A billboard stating "English have rights too" in downtown Moncton is creating a controversy in the city.

It was paid for by donations from members of the Anglophone Rights Association of New Brunswick.

The billboard is posted at the corner of King and Main Streets, facing oncoming traffic from Dieppe.

It also advertises a meeting for the association taking place on August 11.

Reactions

Some Monctonians, like Paul Ouellette, feel there is an anti-French sentiment behind the sign.

"We're a bilingual province, I think it's offensive and should be taken down," he said.

Others, like Paul Boomhower, don't see the need for an anglophone rights campaign in New Brunswick.

"I don't think the sign is necessary at all," he said.

Boomhower is a unilingual anglophone and said that has never prevented him from finding work in the nine years he's lived in the city.

"I was originally brought to this city to work in Dieppe for four and a half years, I've never had a problem and I was in customer service," he said. "Everyone was extremely accommodating one way or the other."

Association's reasons

The group put up the billboard in the hopes of enticing potential new members to come to the meeting on August 11, according to Sharon Buchanan, president of the Anglophone Rights Association.

"We are looking for members to join our ranks and lend their support to our cause," she explained. "Our cause is not to oppress or to take away anyone's rights.

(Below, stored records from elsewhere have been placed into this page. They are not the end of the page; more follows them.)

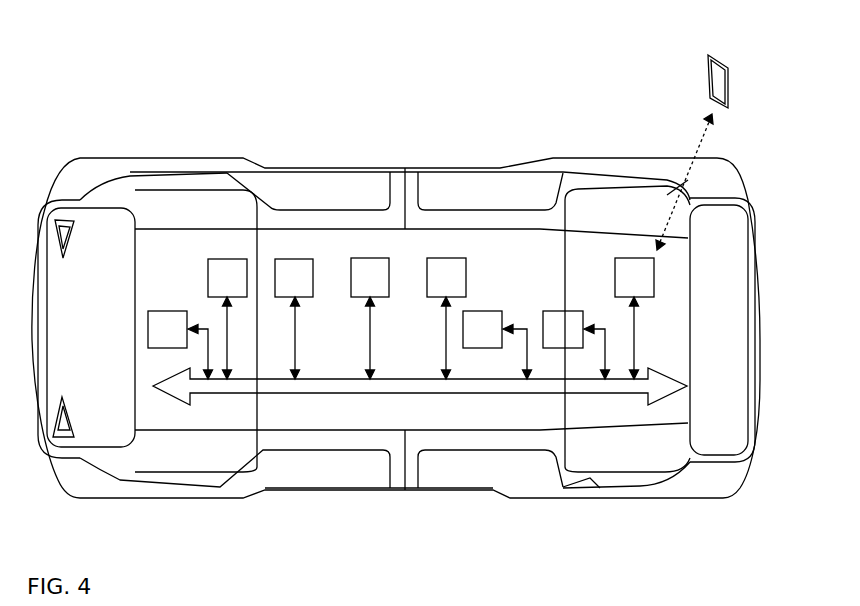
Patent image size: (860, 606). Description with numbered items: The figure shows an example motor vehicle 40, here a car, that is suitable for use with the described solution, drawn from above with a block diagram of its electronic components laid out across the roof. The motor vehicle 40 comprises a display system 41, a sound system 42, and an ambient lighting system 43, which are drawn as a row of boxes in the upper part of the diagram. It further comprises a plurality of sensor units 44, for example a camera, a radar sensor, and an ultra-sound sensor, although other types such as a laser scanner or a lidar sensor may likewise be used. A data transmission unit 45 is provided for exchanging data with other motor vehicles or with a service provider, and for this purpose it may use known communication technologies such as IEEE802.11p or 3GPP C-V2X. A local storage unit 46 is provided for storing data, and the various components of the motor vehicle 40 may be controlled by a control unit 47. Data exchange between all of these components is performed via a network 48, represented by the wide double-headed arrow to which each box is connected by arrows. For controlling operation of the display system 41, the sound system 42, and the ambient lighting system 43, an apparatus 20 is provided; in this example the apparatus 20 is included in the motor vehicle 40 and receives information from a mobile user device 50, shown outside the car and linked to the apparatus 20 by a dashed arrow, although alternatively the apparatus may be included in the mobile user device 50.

The apparatus 20 is at (655, 280).
The motor vehicle 40 is at (623, 160).
The display system 41 is at (444, 258).
The sound system 42 is at (371, 258).
The ambient lighting system 43 is at (295, 259).
The sensor unit 44 is at (555, 311).
The data transmission unit 45 is at (167, 311).
The local storage unit 46 is at (482, 348).
The control unit 47 is at (228, 259).
The network 48 is at (358, 393).
The mobile user device 50 is at (728, 85).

Our cause is to work with government and hopefully eventually to work with the French community to establish some balance and logic in how the language laws are applied in a manner that is going to benefit both of our communities and reduce the tension between us."

Buchanan feels there is a growing divide between the anglophone and francophone linguistic communities.

"I don't believe that there is enough access for anglophones to truly mingle in life events, festivities, arts and culture, for us to truly learn from one another."

According to Buchanan, chief among the group's concerns are: access to second language education, resources spent on enforcing bilingualism, and barriers to employment that unilingual New Brunswickers face.

Speaking about the anti-French comments on the group's Facebook page, Buchanan said: "We don't allow that kind of communication at our meetings or at our events. As for social media, you can't really control what somebody says."

SANB reacts

Philippe Beaulieu is the interim president of the Société de l'Acadie du Nouveau-Brunswick, a similar group that defends the rights of Acadians in the province.

He believes that in general Moncton is a very pro-bilingualism city.

"I've been here for 40 years in Moncton and it has changed dramatically over the years," he said. "I was told once to speak English because I was on the sidewalk, and you'd hear a lot of that, and that's gone."

He said he doesn't understand the point of the billboard, and doesn't feel there is a language divide.

"If they are against duality, they don't understand really what it means, bilingualism. Because in education, we need duality."

He's aware of the Anglophone Rights Association and said it has been around for years in different incarnations.

"Every citizen has a right to form organizations but when it comes to promoting anti-francophone or anti-anglophone sentiments that's where I disagree."

He referred to an incident last July when the group was accused of Photoshopping an image of Commissioner of Official Languages, Katherine d'Entremont.

"When you see an ad with the language commissioner dressed in a Nazi uniform just about a year ago, I don't think that's very positive. That's anti-French," he said.

Buchanan says her group was not responsible for the image.

"That was not our group. There are a number of social media groups out there who in some form, and to some degree are opposed to the situation that's going on, some are a little more confrontational than others," she said. "We have not put out or published any memes or posts or graphic art in that manner," Buchanan concluded.